This is the basis of the “Pareto Principle (also known as the 80-20 rule, the law of the vital few, and the principle of factor sparsity) and can help you manage those things that really make a difference to your results.

So for fun I’d like to throw around some numbers – quick estimation without pulling out a slide rule. Here in Georgia there are roughly 380 public high schools but for this exercise I’ll round it off to 400.

I’m guessing maybe 40 of them will become FRC teams.

Roughly halving the cost of the program maybe quadruples the 40 number so that produces 160 FTC/VRC teams.

One more round 4 * 160 = 640 FLL teams.

So you get something looking like 40/160/640 for a FRC/ (FTC/VEX) / FLL spread. Is the model approximately correct ? Is it correlatable to other data ? For example if you looked at the states in a region for number of football teams versus highly competitive football teams. BOA marching bands versus total marching bands.

It is a neat exercise that might be useful in being a predictor in the number of teams produced in a region. To use an economist’s terms, exceeding those boundary’s would incur a higher marginal cost per team startup. I am NOT arguing that we should not pursue a team in every school but that we should have a good grip on how we approach team growth.

Some interesting stats:

California 34M population
145 teams = 4.3 FRC teams / M
145 teams / 2079 schools = 0.07 FRC teams / school

Michigan 10M+ population
132 teams = 13.2 FRC teams / M
132 teams / 752 schools = 0.18 FRC teams / school

Georgia 9M+ population
28 teams = 3.1 FRC teams / M
28 teams / 356 schools = 0.08 FRC teams / school

Having said all that it seems achieving > 50% participation of high schools in FRC/FTC/VEX is very doable and in the not too distant future. Most of the growth (in raw numbers) would be in FTC/VEX.

For the truly mathematical inquisitive you can start reading here:

http://en.wikipedia.org/wiki/Scale-free_network

http://en.wikipedia.org/wiki/Power_law

Ed

First off, I wonder if FIRST has done this type of analysis.

Second, thanks, this is really cool information.
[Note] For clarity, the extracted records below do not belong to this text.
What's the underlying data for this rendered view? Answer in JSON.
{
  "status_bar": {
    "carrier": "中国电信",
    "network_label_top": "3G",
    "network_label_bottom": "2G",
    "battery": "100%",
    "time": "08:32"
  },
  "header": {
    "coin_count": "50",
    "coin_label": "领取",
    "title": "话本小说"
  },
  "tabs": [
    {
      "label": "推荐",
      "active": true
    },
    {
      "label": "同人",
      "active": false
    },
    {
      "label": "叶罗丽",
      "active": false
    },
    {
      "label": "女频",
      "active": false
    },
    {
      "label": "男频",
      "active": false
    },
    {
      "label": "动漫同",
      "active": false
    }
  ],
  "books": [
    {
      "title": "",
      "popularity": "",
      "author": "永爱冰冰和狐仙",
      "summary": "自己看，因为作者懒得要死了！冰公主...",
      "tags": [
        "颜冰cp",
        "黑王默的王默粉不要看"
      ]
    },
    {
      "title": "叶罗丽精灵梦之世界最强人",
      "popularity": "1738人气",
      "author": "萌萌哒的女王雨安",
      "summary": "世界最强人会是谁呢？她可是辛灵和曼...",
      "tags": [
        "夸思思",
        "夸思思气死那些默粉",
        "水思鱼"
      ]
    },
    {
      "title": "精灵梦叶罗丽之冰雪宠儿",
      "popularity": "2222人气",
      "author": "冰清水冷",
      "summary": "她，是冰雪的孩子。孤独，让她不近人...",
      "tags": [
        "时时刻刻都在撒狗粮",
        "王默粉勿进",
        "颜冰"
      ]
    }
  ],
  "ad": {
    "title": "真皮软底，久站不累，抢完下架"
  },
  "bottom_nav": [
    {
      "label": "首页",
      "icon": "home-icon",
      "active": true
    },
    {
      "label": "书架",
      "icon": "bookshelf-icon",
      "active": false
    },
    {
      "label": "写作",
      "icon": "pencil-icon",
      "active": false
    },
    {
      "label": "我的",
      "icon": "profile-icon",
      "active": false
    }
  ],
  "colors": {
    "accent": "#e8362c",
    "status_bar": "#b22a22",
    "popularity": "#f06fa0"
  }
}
One question, instead of using the raw population might there be a benefit to using the population between 5 and 18, the people FIRST targets?

These numbers look like

California 9.365M population
145 teams = 15.48 FRC teams / M
145 teams / 2079 schools = 0.07 FRC teams / school

Michigan 2.39M population
132 teams = 45.5 FRC teams / M
132 teams / 752 schools = 0.18 FRC teams / school

Georgia 2.549M population
28 teams = 10.9 FRC teams / M
28 teams / 356 schools = 0.08 FRC teams / school

The population data was pulled from wolframalpha. I am assuming it is based on census records but haven’t really looked into it.
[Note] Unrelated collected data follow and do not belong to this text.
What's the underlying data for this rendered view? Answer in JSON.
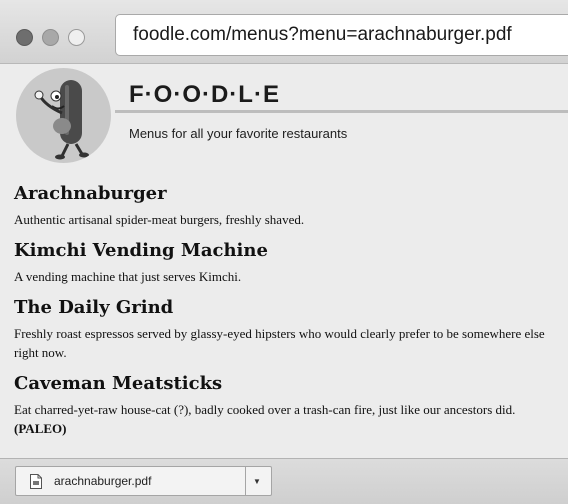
{
  "browser": {
    "url": "foodle.com/menus?menu=arachnaburger.pdf"
  },
  "header": {
    "brand": "F·O·O·D·L·E",
    "tagline": "Menus for all your favorite restaurants"
  },
  "restaurants": [
    {
      "name": "Arachnaburger",
      "description": "Authentic artisanal spider-meat burgers, freshly shaved."
    },
    {
      "name": "Kimchi Vending Machine",
      "description": "A vending machine that just serves Kimchi."
    },
    {
      "name": "The Daily Grind",
      "description": "Freshly roast espressos served by glassy-eyed hipsters who would clearly prefer to be somewhere else right now."
    },
    {
      "name": "Caveman Meatsticks",
      "description": "Eat charred-yet-raw house-cat (?), badly cooked over a trash-can fire, just like our ancestors did.",
      "tag": "(PALEO)"
    }
  ],
  "download": {
    "filename": "arachnaburger.pdf",
    "icon": "pdf-file-icon"
  },
  "colors": {
    "page_background": "#ececec",
    "chrome": "#d9d9d9",
    "logo_circle": "#c9c9c9"
  }
}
Again, thanks for bringing this up.

My impression … and it is only an impression is that the target numbers from FIRST are just numbers pulled out of the air, sort of the same way a sales manager at a car dealership creates numbers. But I could be completely and thoroughly wrong.

Probably irrelevant assuming acturary data across age groups are more or less consistent across the US. Meaning you could just as easily correlate to the number of 1 year old babies. What we need to look for are “comparative team/population ratios” between states/regions, not age groups. methinks…

.

I am inclined to agree now that you mention it. But just to make sure I understand what you are saying (This sort of stuff is WAY out of my league, I can get information but analyzing it is not my forte) The only way that calculating using only the specific age group would be relevant is if the age groups were heavily skewed in an area?
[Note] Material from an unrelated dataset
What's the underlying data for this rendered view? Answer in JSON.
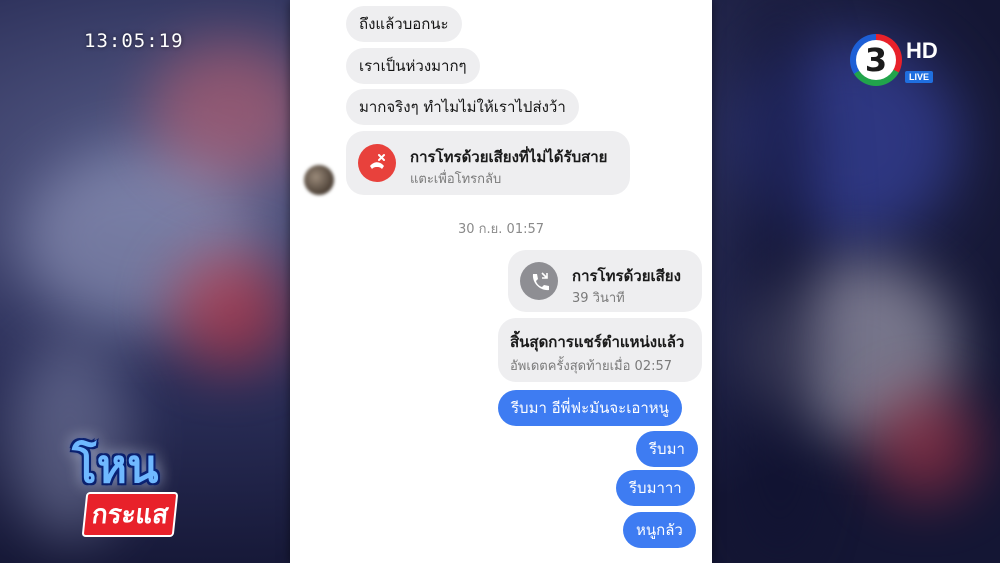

http://datacenter.kidscount.org/data/acrossstates/Rankings.aspx?ind=99

This site has the breakdown of “under 18 year olds” by state. Low: 21% in Maine (19% in DC). High: 31% in Utah.

That’s a 50% difference in that demographic by percentage, so I think it is worth taking into account.

(Granted, this number represents age 0 - 18, and I don’t know a lot of newborns who are participating in FIRST. But in 5 years they could be in Jr. Lego League).

EDIT: Here is a better set of numbers that has a finer breakdown by state. But you’d need to compute percentages yourself.

EDIT 2: I did the math. US average for 14-17 year olds (the majority of FRC participants - unfortunately 18 year olds were in the next bin) is 5.72% of population. Maximum: 7.30% in Utah. Minimum: 5.11% in Massachusetts (3.94% in DC).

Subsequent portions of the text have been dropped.